Les États membres ont adopté des stratégies pour diversifier leurs sources d’énergie, en développant notamment les importations de gaz naturel liquéfié (GNL)
et en augmentant les capacités d’achats depuis les principaux exportateurs mondiaux.

🛢️ Une dépendance accrue au GNL après la réduction du gaz russe

Avec la réduction progressive des importations de gaz russe, l’Europe s’est tournée vers le GNL pour compenser la perte de volumes fournis par gazoduc.
Cela signifie que de plus en plus de gaz arrive par bateau, notamment depuis les États-Unis, le Qatar ou l’Australie, via des terminaux dédiés installés dans plusieurs pays européens.

Cette stratégie a permis de réduire au fil du temps les volumes importés par pipelines depuis la Russie. Cependant, dans le même temps,
cela a rendu les marchés européens plus sensibles aux chocs mondiaux sur les flux maritimes de GNL.

🌍 Le détroit d’Ormuz : un point de passage stratégique… et fragile

Le détroit d’Ormuz, une étroite voie maritime entre l’Iran et Oman, est l’une des routes les plus importantes pour le transport mondial de pétrole et de gaz :
près de 20 % du GNL mondial y transite chaque année.

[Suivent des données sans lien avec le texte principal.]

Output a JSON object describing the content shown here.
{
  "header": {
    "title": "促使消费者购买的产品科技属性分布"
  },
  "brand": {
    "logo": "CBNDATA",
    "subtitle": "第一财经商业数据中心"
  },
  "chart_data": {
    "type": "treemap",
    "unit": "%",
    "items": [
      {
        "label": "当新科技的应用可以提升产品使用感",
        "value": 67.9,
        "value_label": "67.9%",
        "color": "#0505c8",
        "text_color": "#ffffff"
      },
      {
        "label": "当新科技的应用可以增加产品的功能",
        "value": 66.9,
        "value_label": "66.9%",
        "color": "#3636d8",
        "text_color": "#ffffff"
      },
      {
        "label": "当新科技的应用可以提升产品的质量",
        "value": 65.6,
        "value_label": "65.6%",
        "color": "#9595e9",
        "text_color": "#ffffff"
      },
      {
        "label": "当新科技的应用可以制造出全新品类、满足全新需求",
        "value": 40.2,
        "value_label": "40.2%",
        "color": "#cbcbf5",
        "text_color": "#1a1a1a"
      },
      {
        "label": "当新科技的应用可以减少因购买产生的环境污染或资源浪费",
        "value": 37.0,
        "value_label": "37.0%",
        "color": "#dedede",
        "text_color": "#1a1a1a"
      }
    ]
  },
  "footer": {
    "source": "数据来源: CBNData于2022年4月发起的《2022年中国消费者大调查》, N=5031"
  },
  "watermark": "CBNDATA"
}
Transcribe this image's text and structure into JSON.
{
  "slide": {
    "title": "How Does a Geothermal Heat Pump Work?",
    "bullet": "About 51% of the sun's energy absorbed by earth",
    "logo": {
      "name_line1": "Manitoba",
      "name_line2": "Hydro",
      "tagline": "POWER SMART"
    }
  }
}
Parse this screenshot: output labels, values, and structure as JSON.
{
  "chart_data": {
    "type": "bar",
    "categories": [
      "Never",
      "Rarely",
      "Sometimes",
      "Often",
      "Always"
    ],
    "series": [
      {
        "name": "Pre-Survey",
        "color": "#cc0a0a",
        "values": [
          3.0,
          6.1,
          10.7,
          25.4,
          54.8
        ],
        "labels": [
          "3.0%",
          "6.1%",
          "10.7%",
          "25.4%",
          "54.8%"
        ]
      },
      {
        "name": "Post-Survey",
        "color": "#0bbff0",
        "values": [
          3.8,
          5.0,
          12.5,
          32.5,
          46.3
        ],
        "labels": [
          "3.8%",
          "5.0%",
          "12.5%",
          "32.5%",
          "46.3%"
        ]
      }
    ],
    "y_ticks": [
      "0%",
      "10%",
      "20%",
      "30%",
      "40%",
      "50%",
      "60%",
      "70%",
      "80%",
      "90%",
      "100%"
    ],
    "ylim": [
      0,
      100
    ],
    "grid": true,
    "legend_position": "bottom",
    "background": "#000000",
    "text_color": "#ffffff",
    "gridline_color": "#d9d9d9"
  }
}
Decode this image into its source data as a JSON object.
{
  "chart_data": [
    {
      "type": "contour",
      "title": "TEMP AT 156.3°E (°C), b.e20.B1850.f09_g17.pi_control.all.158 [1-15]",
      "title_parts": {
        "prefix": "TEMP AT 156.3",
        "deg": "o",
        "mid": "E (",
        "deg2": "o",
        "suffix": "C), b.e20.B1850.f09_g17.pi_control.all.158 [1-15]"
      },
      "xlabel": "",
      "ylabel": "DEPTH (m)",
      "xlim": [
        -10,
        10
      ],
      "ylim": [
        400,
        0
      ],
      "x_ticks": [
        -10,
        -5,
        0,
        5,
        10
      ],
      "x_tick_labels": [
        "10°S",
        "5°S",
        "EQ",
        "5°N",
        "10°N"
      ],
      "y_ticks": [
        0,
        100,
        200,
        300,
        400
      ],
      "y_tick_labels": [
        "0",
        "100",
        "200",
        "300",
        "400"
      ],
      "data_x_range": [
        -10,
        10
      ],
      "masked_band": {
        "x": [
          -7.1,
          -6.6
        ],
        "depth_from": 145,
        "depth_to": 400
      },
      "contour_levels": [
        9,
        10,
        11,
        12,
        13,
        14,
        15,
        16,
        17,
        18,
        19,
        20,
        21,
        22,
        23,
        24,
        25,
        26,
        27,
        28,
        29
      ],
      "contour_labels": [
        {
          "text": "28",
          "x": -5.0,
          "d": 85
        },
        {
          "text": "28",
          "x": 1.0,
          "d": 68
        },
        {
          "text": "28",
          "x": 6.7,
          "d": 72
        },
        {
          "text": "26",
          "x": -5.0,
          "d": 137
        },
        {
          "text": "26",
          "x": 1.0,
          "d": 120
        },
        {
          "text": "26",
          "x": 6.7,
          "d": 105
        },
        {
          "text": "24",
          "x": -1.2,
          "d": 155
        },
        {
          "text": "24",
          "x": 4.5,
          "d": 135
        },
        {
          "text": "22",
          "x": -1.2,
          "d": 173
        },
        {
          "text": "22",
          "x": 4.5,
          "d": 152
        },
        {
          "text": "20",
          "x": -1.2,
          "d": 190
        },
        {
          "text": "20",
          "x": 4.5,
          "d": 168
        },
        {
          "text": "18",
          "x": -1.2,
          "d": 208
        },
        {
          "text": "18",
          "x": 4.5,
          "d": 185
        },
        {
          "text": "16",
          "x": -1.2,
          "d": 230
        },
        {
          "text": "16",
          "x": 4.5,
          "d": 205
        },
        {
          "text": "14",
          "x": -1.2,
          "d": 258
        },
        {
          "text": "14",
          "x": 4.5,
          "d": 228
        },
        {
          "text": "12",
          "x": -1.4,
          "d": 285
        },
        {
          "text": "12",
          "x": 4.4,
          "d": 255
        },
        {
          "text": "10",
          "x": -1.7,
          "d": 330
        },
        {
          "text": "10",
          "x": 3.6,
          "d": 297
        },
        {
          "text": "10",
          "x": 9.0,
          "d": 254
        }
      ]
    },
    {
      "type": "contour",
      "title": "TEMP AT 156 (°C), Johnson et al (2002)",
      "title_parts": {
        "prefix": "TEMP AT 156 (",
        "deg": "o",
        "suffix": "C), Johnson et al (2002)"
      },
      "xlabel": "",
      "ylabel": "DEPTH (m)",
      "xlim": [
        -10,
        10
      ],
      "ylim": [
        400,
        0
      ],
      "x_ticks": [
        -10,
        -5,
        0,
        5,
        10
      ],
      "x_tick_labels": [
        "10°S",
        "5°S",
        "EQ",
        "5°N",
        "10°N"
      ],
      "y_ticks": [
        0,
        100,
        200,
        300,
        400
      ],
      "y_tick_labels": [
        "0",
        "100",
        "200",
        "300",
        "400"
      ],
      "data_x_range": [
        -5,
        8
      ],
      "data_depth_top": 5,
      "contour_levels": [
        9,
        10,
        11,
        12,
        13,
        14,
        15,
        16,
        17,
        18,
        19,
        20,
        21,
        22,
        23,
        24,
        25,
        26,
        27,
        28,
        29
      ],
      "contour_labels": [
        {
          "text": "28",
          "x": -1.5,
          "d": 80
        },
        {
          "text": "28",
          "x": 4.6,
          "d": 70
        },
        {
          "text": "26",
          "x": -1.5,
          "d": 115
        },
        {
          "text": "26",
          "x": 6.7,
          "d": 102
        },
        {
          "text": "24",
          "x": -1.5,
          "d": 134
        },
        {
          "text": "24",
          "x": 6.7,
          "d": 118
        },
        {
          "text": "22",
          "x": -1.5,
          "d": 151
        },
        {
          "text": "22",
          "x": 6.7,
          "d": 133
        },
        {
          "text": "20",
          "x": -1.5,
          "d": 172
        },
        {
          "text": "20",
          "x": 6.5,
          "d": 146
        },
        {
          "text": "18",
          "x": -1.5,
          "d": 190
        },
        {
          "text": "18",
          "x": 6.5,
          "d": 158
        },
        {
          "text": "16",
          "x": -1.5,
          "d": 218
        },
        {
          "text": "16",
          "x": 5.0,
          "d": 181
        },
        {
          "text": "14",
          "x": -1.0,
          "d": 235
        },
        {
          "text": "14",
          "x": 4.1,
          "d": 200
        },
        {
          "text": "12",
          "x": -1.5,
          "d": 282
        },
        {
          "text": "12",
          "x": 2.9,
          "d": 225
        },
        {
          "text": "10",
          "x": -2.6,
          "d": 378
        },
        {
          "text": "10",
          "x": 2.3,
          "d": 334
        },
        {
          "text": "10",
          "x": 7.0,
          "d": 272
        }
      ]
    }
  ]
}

Dans un contexte de tensions géopolitiques croissantes au Moyen-Orient — notamment après des frappes militaires impliquant l’Iran —
le trafic maritime dans le détroit est sérieusement perturbé. Des attaques de drones et des menaces d’hostilités contre les navires
ont entraîné une suspension partielle du transit des méthaniers.

À la suite de ces tensions, certains exportateurs importants de GNL, comme le Qatar, ont arrêté temporairement leur production,
ce qui a déjà entraîné un fort rebond des prix du gaz en Europe.

📈 Conséquences possibles : hausse des prix et incertitude sur le marché

Les experts alertent : une perturbation prolongée des flux de GNL via le détroit d’Ormuz pourrait déclencher une forte hausse des prix du gaz en Europe.
Selon des estimations récentes, une interruption de seulement un mois pourrait faire augmenter les cours européens de plus de 130 % par rapport à leurs niveaux actuels.

Même une perturbation de quelques semaines suffirait à intensifier la concurrence pour les volumes disponibles, notamment entre l’Europe et l’Asie,
faisant grimper les prix sur les marchés du GNL et mettant sous pression les budgets des entreprises et des consommateurs.

🔍 Une fragilité structurelle révélée

Ce nouveau contexte met en lumière une contradiction : bien que l’Europe souhaite réduire sa dépendance énergétique à la Russie,
cette transition vers une dépendance accrue au gaz liquéfié importé par voie maritime expose désormais le marché à des risques géopolitiques externes.

La situation rappelle que la sécurité énergétique n’est pas seulement une question d’approvisionnement — elle dépend aussi des routes de transit
et de la stabilité géopolitique autour de ces passages clés. Une perturbation durable dans le détroit d’Ormuz pourrait donc non seulement faire grimper les prix,
mais aussi provoquer un réalignement des stratégies énergétiques à long terme en Europe.